Der Vorfall, den Kafka in diesem Brief an Felice Bauer schildert, ist datierbar auf den 28. April 1910; an diesem Tag wurde er in der Arbeiter-Unfall-Versicherungs-Anstalt über seine Beförderung zum ›Concipisten‹ offiziell belehrt. Warum Kafka das eigene Verhalten gegenüber seinem höchsten Vorgesetzten, dem 65-jährigen Professor und Hofrat Otto Přibram (siehe Abbildung), so überaus peinlich war, deutet er hier nur an: Er schreibt, er sei aus besonderem Grunde dem Präsidenten von vornherein zu besonderem Dank verpflichtet. Das ist eine Anspielung auf die Umstände, denen es Kafka verdankte, dass er im Juli 1908 in die Versicherungsbehörde überhaupt aufgenommen wurde.
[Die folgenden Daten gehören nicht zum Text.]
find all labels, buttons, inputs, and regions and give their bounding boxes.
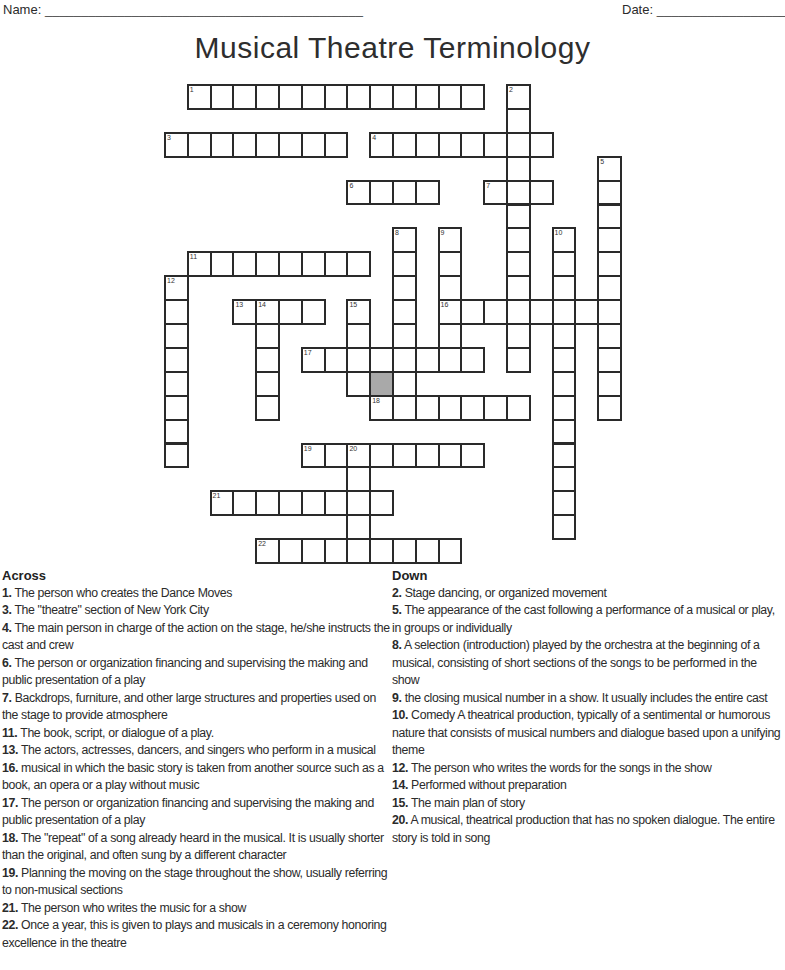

Der Präsident der Anstalt war nämlich der Vater seines Schulfreundes Ewald Přibram, und nur diese persönliche Beziehung, also Přibrams Fürsprache, machte es möglich, dass Kafka als jüdischer Bewerber eine Chance erhielt.

 

Quelle: Brief an Felice Bauer, 8./9. Januar 1913, in: Franz Kafka, Briefe 1913 – März 1914, hrsg. von Hans-Gerd Koch, Frankfurt am Main 1999 (S. Fischer), S. 26-29.